In its current posture, HB 4311 allows each casino licensee — both tribal and commercial — to offer online poker under a single brand apiece. The same goes for the online casino implementation, though operators may provide the two categories under separate branding.
Poker operators without a land-based presence, like PokerStars, would need to partner with a licensee in order to spread their games in Michigan.
Casinos would pay state tax on a sliding scale, ranging from 8-23% of revenue at maturity. For the three casinos located in Detroit, those numbers increase by 3.25% across the board. Licenses would cost $100,000 a piece, plus $50,000 to apply and renew annually.
The House passed this package of bills in October, but it did not come easily. A summertime rift between the governor and Rep. Brandt Iden seemed, for a time, to make another veto all but inevitable.
In a series of interviews with OPR this fall, the House sponsor scathed the administration for its unwillingness to come to the table to negotiate, or even take his calls.
Iden did push an amended package through the House, though, so he’ll now rely on his Senate champion to ease the friction with the Whitmer administration. Unlike the persistent Iden, Hertel does have a party affiliation with the Democratic governor.

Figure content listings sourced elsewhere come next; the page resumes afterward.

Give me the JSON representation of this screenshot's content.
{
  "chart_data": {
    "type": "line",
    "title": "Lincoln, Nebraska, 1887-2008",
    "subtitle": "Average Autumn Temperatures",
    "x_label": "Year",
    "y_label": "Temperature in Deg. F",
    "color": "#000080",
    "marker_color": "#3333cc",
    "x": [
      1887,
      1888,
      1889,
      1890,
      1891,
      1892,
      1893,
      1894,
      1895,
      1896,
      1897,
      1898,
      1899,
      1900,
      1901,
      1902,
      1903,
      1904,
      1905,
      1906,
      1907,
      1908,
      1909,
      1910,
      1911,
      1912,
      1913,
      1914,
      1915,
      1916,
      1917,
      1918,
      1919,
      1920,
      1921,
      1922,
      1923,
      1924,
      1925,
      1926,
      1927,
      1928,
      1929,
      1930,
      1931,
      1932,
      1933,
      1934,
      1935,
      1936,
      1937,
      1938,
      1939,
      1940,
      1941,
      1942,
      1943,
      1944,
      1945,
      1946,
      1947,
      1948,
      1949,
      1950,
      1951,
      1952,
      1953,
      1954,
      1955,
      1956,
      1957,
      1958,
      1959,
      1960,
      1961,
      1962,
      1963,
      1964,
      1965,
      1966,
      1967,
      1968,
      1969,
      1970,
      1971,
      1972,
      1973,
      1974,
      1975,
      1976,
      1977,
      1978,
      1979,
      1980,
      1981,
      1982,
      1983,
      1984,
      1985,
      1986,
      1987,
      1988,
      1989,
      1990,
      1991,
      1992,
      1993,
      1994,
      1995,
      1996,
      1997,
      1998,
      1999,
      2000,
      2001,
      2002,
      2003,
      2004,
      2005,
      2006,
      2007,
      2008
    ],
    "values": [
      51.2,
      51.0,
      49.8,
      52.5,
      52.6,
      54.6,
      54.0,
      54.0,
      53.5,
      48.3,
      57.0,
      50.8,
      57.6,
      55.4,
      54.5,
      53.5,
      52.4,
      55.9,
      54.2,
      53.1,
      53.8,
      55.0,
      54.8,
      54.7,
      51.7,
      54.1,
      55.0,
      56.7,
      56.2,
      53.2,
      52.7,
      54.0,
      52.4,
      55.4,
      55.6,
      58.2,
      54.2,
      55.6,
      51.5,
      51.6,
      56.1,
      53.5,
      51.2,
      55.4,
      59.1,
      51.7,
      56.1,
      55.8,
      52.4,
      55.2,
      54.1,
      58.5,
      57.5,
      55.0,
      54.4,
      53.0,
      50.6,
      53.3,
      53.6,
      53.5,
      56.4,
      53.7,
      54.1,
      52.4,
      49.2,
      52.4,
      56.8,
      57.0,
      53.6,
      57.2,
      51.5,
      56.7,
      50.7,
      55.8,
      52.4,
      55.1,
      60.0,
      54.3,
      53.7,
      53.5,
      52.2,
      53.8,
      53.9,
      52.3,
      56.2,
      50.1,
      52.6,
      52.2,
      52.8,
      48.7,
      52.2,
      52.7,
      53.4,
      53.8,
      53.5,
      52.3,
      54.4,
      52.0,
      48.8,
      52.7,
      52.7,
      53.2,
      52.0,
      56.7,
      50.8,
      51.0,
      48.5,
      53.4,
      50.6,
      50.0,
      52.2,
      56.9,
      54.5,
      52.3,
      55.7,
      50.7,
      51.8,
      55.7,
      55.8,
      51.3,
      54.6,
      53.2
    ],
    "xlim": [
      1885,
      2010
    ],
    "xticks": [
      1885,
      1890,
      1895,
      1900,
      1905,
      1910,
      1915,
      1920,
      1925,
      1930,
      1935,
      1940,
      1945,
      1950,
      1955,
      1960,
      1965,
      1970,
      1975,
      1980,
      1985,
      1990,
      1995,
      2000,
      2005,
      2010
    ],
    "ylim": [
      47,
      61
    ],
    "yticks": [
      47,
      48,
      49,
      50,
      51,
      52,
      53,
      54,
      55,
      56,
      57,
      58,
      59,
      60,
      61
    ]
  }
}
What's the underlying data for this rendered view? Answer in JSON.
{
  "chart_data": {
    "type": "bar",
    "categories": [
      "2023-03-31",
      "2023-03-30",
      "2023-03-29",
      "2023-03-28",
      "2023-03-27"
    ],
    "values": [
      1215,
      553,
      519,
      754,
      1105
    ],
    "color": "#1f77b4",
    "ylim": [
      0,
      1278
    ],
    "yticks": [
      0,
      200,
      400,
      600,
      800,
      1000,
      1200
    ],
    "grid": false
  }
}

Hertel told LSR that he expects the Regulatory Reform Committee to vote the bills out next week. Passage thereafter by the full Senate would send the package back to the House to concur with any changes (if needed), then onward to Whitmer’s desk.
Although Hertel has friends in high places in Michigan, the administration has yet to support the proposal publicly.
Like her predecessor, Gov. Whitmer maintains reservations that expanded gambling will cannibalize online lottery sales. Michigan is one of six states that sells tickets over the internet, allocating revenue from MI online lottery tickets to the School Aid Fund.
The worry is that online gambling might ultimately reduce the total funding for education in the state.
Those concerns are mostly unfounded, but Iden adjusted his proposals in an effort to garner gubernatorial support. We’ll have to wait until the committee hearing to see what the working language looks like now, but the latest version included significant concessions on the tax rates.
Still, full passage remains anything but a safe bet.
Although the bills cleared the House with relative ease, they did not do so by veto-proof margins. And despite sponsor concessions, the structure of taxes and fees still falls far short of recommendations from the state Treasury. Per that report, the governor was hoping for a tax rate of 40% and license fees closer to $1 million. So, we’ll see.
Should Hertel’s timeline materialize, we’ll at least get the chance to find out whether Whitmer plays the role of gambling gift-giver or grinch this holiday season.